Home Australia Federal Police raid ABC’s Sydney HQ over Afghan stories

Federal Police raid ABC’s Sydney HQ over Afghan stories


Australian Federal Police officers are raiding the ABC’s Sydney headquarters over a series of 2017 stories known as The Afghan Files.

The stories, by ABC investigative journalists Dan Oakes and Sam Clark, revealed allegations of unlawful killings and misconduct by Australian special forces in Afghanistan and were based off hundreds of pages of secret Defence documents leaked to the ABC.

The search warrant names Oakes, Clark and the ABC’s director of news, Gaven Morris.

Three AFP officers entered the ABC first on Wednesday, followed shortly afterwards by three police IT technicians.

In summary, the AFP want anything that at any point may have been involved in this story. This is, in my view, a chilling development for the Australian public. This is not just about the media, this is about the public’s right to know.

— John Lyons (@TheLyonsDen) June 5, 2019

AFP RAID: having downloaded 9214 items which include the AFP’s keywords, ABC techs are now putting all those into a new folder. The ABC and AFP will then go through those items one by one to see whether they fit the terms of the warrant.

— John Lyons (@TheLyonsDen) June 5, 2019

AFP officers served the ABC legal team with a warrant and are searching for, and copying onto hard drives, information related to the warrant.

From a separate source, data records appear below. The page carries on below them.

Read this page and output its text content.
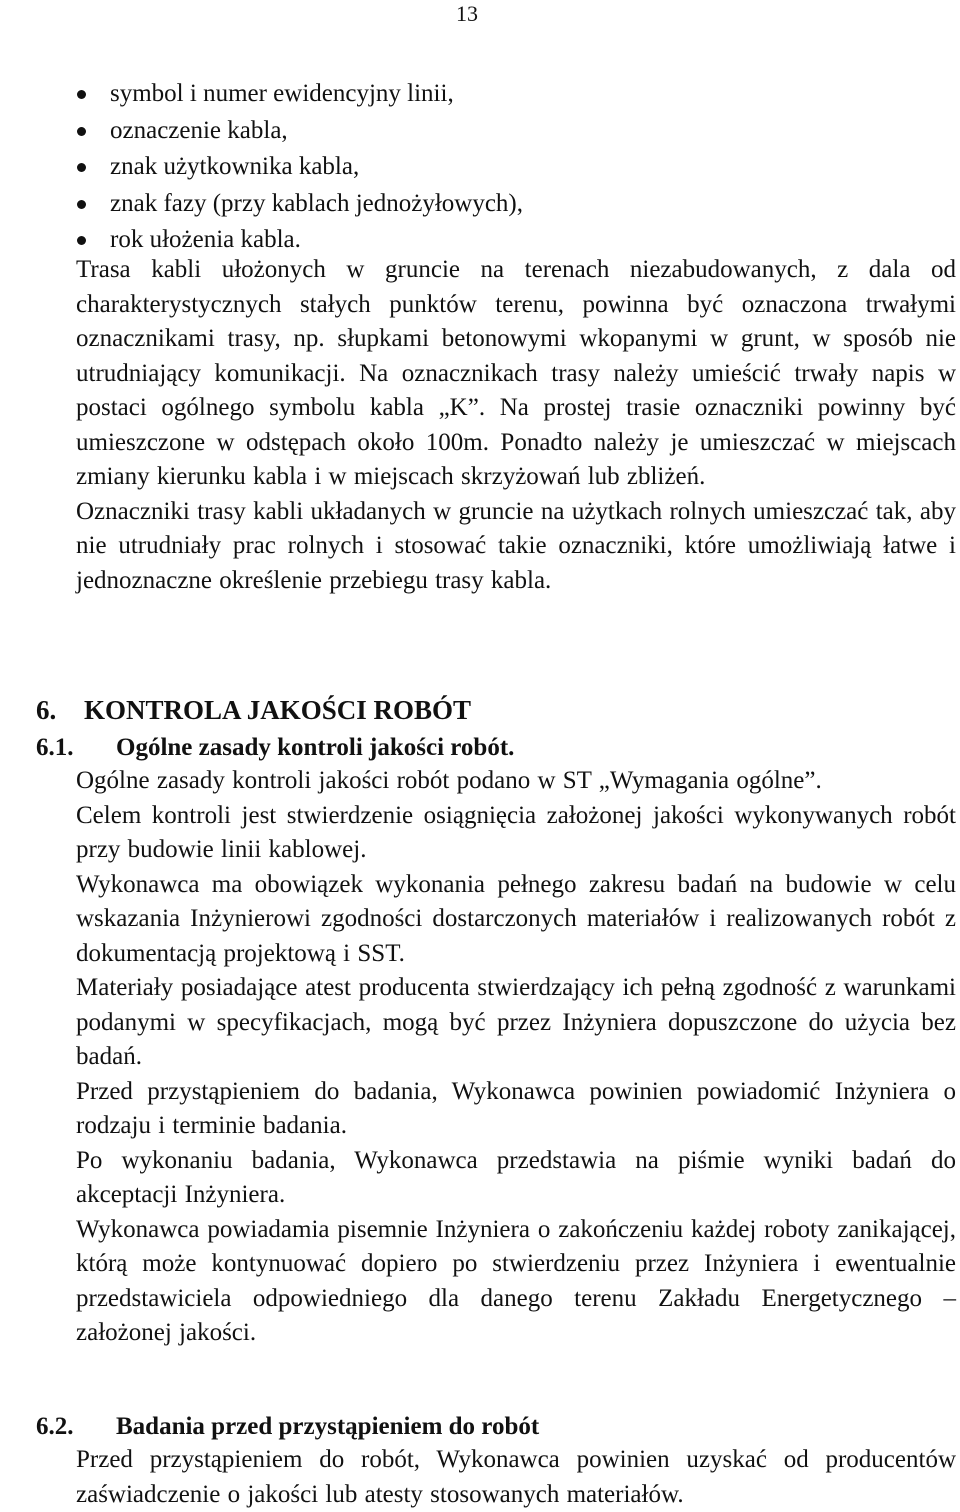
13
symbol i numer ewidencyjny linii,
oznaczenie kabla,
znak użytkownika kabla,
znak fazy (przy kablach jednożyłowych),
rok ułożenia kabla.

Trasa kabli ułożonych w gruncie na terenach niezabudowanych, z dala od charakterystycznych stałych punktów terenu, powinna być oznaczona trwałymi oznacznikami trasy, np. słupkami betonowymi wkopanymi w grunt, w sposób nie utrudniający komunikacji. Na oznacznikach trasy należy umieścić trwały napis w postaci ogólnego symbolu kabla „K”. Na prostej trasie oznaczniki powinny być umieszczone w odstępach około 100m. Ponadto należy je umieszczać w miejscach zmiany kierunku kabla i w miejscach skrzyżowań lub zbliżeń.

Oznaczniki trasy kabli układanych w gruncie na użytkach rolnych umieszczać tak, aby nie utrudniały prac rolnych i stosować takie oznaczniki, które umożliwiają łatwe i jednoznaczne określenie przebiegu trasy kabla.

6. KONTROLA JAKOŚCI ROBÓT
6.1. Ogólne zasady kontroli jakości robót.

Ogólne zasady kontroli jakości robót podano w ST „Wymagania ogólne”.

Celem kontroli jest stwierdzenie osiągnięcia założonej jakości wykonywanych robót przy budowie linii kablowej.

Wykonawca ma obowiązek wykonania pełnego zakresu badań na budowie w celu wskazania Inżynierowi zgodności dostarczonych materiałów i realizowanych robót z dokumentacją projektową i SST.

Materiały posiadające atest producenta stwierdzający ich pełną zgodność z warunkami podanymi w specyfikacjach, mogą być przez Inżyniera dopuszczone do użycia bez badań.

Przed przystąpieniem do badania, Wykonawca powinien powiadomić Inżyniera o rodzaju i terminie badania.

Po wykonaniu badania, Wykonawca przedstawia na piśmie wyniki badań do akceptacji Inżyniera.

Wykonawca powiadamia pisemnie Inżyniera o zakończeniu każdej roboty zanikającej, którą może kontynuować dopiero po stwierdzeniu przez Inżyniera i ewentualnie przedstawiciela odpowiedniego dla danego terenu Zakładu Energetycznego – założonej jakości.

6.2. Badania przed przystąpieniem do robót

Przed przystąpieniem do robót, Wykonawca powinien uzyskać od producentów zaświadczenie o jakości lub atesty stosowanych materiałów.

The AFP told the ABC they want to search through email systems in relation to the people mentioned in the search warrant and were searching “data holdings” between April 2016 and July 2017.

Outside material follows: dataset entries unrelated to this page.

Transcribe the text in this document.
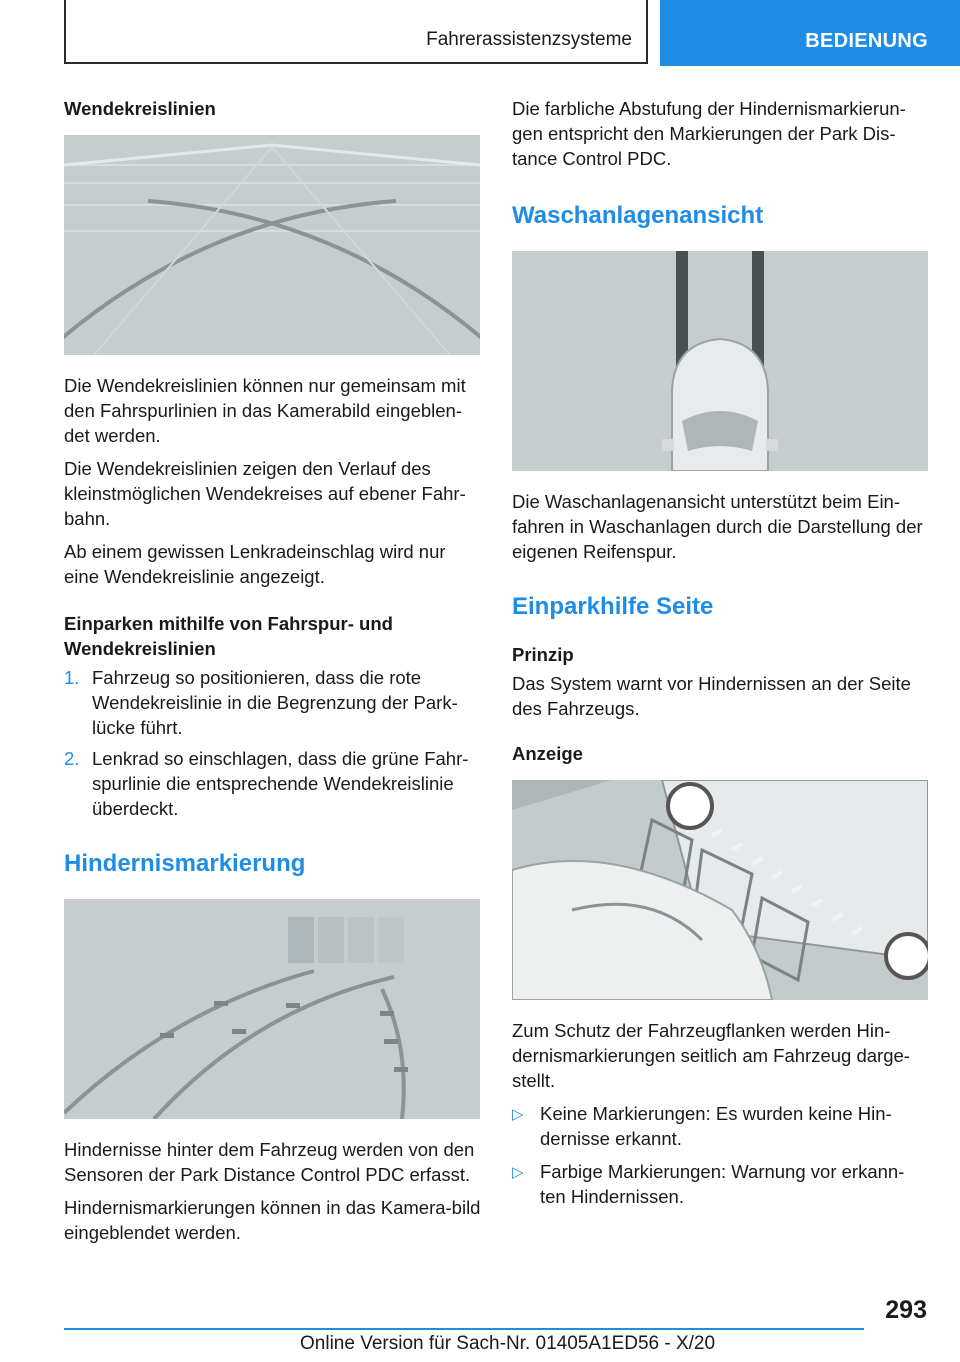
Fahrerassistenzsysteme	BEDIENUNG
Wendekreislinien

Die Wendekreislinien können nur gemeinsam mit den Fahrspurlinien in das Kamerabild eingeblen-det werden.

Die Wendekreislinien zeigen den Verlauf des kleinstmöglichen Wendekreises auf ebener Fahr-bahn.

Ab einem gewissen Lenkradeinschlag wird nur eine Wendekreislinie angezeigt.

Einparken mithilfe von Fahrspur- und Wendekreislinien
1. Fahrzeug so positionieren, dass die rote Wendekreislinie in die Begrenzung der Park-lücke führt.
2. Lenkrad so einschlagen, dass die grüne Fahr-spurlinie die entsprechende Wendekreislinie überdeckt.
Hindernismarkierung

Hindernisse hinter dem Fahrzeug werden von den Sensoren der Park Distance Control PDC erfasst.

Hindernismarkierungen können in das Kamera-bild eingeblendet werden.

Die farbliche Abstufung der Hindernismarkierun-gen entspricht den Markierungen der Park Dis-tance Control PDC.

Waschanlagenansicht

Die Waschanlagenansicht unterstützt beim Ein-fahren in Waschanlagen durch die Darstellung der eigenen Reifenspur.

Einparkhilfe Seite
Prinzip

Das System warnt vor Hindernissen an der Seite des Fahrzeugs.

Anzeige

Zum Schutz der Fahrzeugflanken werden Hin-dernismarkierungen seitlich am Fahrzeug darge-stellt.

▷ Keine Markierungen: Es wurden keine Hin-dernisse erkannt.
▷ Farbige Markierungen: Warnung vor erkann-ten Hindernissen.
293
Online Version für Sach-Nr. 01405A1ED56 - X/20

They are also searching for article drafts, graphics, digital notes, visuals, raw television footage and all versions of scripts related to The Afghan Filesstories.

ABC ‘will protect its sources’

ABC managing director David Anderson said it was “highly unusual for the national broadcaster to be raided in this way”.

“This is a serious development and raises legitimate concerns over freedom of the press and proper public scrutiny of national security and Defence matters,” he said.

“The ABC stands by its journalists, will protect its sources and continue to report without fear or favour on national security and intelligence issues when there is a clear public interest.”

ABC editorial director Craig McMurtrie described the raid as a “very unwelcome and serious development”.

“This was outstanding reporting … it was clearly in the public interest and sometimes difficult truths have to be told,” he said.

“We will be doing everything we can to limit the scope of this and we will do everything we can to stand by our reporters.”